I noticed once in one common network jumps in broadcast traffic, I was able to detect naturally quickly, since I had previously set up monitoring via graphs and triggers using Zabbix. I looked at the graphs of broadcast traffic from the ports of the main switch, from here it was clear where he started to go, and so we determined the chain to the client switch and port. In the Zabbix monitoring system, it is convenient to configure triggers that trigger when the limit of broadcast traffic is exceeded and report this on the screen, email to the administrator, etc.
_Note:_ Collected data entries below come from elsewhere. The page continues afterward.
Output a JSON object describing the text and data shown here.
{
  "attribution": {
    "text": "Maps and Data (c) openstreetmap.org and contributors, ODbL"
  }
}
Naturally, loop protection on all switches was turned on (but the flood in my case was not from the loop):
enable loopdetect
config loopdetect ports 1-24 state enabled
config loopdetect recover_timer 600 interval 10 mode port-based
show loopdetect
Broadcast storm control was also enabled:
config traffic control 1-24 broadcast enable action drop threshold 64 countdown 5 time_interval 5
You can view the traffic on the ports with the command (for example, from port 1 to port 24, from here you can see which port the broadcast is from):
show packet port 1-24
An example of disabling and enabling a port:
config ports 11 state disable
config ports 11 state enable
show ports
show ports description
Through the ACL, you can also completely block broadcast traffic, but in this case, users will not be able to receive IP addresses via DHCP (only manually registered IP addresses will work):
create access_profile ethernet destination_mac ff-ff-ff-ff-ff-ff profile_id 7
config access_profile profile_id 7 add access_id auto_assign ethernet destination_mac ff-ff-ff-ff-ff-ff port 1-24 deny
At the time of a broadcast flood, users connected to the shared network may or may not have the Internet working at all, switches usually have an increased processor load, etc., therefore it must be limited in advance to all possible suitable functions on all switches.